An inherent risk assessment will help your enterprise understand its risk profile and expected maturity level for each area assessed. The result can be compared with an actual maturity assessment in order to identify any gaps in maturity levels. Any gaps identified should be used as a base to create a roadmap to the desired maturity levels.


Businesses are often reluctant to share information about security incidents, due to concerns about reputation damage, attacker retribution and legal ramifications. This thinking has to change because in the realm of security, organizations are always one or two steps behind the criminals.

Symantec’s 2016 Internet Security Threat Report identified that one new zero-day vulnerability was found every week in 2015, and more than 430 million new unique pieces of malware were discovered in the same year.

As cybercriminals become more collaborative, so should legitimate enterprises. Better information-sharing platforms will reduce the window of opportunity for attackers to re-use successful methods of attack on other victims: promoting innovation is a cyber-defence (see diagram above).

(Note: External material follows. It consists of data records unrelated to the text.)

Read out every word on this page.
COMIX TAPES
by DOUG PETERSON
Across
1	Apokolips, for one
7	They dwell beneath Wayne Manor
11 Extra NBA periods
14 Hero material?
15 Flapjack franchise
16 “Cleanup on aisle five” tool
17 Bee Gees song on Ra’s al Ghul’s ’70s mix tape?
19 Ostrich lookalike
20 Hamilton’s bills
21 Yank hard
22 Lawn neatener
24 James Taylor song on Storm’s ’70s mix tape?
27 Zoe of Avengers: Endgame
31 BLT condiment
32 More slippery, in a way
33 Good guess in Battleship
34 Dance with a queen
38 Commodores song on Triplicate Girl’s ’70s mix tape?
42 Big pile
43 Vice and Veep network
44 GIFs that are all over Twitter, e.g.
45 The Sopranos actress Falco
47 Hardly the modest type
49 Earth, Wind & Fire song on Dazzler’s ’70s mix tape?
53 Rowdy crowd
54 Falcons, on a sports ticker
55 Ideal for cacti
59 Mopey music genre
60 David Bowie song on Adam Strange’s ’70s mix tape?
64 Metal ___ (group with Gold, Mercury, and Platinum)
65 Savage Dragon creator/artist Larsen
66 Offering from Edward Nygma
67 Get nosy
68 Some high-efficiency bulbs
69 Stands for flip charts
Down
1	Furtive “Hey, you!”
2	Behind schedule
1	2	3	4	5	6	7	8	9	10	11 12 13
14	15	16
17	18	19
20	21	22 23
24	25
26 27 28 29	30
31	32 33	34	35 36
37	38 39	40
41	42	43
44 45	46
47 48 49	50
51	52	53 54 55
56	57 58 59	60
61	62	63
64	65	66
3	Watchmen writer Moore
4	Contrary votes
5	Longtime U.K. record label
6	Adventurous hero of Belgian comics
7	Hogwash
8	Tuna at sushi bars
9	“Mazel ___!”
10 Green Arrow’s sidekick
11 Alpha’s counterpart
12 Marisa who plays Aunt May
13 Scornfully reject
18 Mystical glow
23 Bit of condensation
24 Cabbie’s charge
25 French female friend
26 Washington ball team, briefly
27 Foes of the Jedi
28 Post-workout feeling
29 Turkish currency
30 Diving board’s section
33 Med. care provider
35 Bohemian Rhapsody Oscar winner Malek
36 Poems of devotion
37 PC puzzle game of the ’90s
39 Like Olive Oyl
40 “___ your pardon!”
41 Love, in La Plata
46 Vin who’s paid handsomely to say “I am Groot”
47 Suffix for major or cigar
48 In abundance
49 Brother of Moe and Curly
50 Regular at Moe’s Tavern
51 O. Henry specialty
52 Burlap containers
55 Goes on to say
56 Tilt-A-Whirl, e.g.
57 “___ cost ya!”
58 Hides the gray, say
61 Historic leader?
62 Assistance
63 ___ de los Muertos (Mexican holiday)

Achieving 100 percent security is impractical, as a determined and skilled hacker will eventually compromise a system to a certain extent. By the time a breach happens it is already too late – the cost is far more than that of being prepared in the first place. Organizations need tried-and-tested plans to detect, respond to and recover from security incidents. The consideration is not just a technical one. It also involves business continuity, reputation management, and legal and regulatory management.

In 2015, TalkTalk, a telecommunications provider based in the United Kingdom, suffered a significant and sustained cyberattack, during which the personal and banking details of up to four million customers were thought to have been accessed. The attacker exploited SQL injection vulnerability, a technique that had been well known for over two decades and for which fixes were available.

TalkTalk was fined £400,000 by the U.K. Information Commissioner’s Office.However, the financial damage extended well beyond that: with the loss of 101,000 customers and a drop in its share price and revenue, TalkTalk’s “exceptional costs” totalled over US$50 million as the company dealt with website restoration in addition to the public affairs and legal costs.

When devising these essential plans, organizations must not limit their thinking to within their boundaries. External relationships must be considered too. For instance, what if a third-party service provider is hacked and sensitive information is stolen, or their ability to provide services is disrupted? How will your organization deal with that?


Testing and training

No plan or control is going to survive the constantly changing landscape of cybersecurity. Every part of the security programme needs to be periodically tested, continuously monitored and frequently updated.

Employees are always going to be the weakest link in the security chain, simply because human and system interactions are inevitable and we cannot control human behaviour as far as we can automate systems and controls.

In the 2016 Cyber Security Intelligence Index, IBM found that 60 percent of all attacks were carried out by insiders. Of these attacks, three-quarters involved malicious intent, and one-quarter involved inadvertent actors.

However, with appropriate human resources procedures, continuous awareness and technical training, users can also become a great preventive and detective mechanism, especially against social engineering attacks, and help spot unusual internal and external user activity.

Ricky Liu is Senior Manager of Risk Advisory at BDO.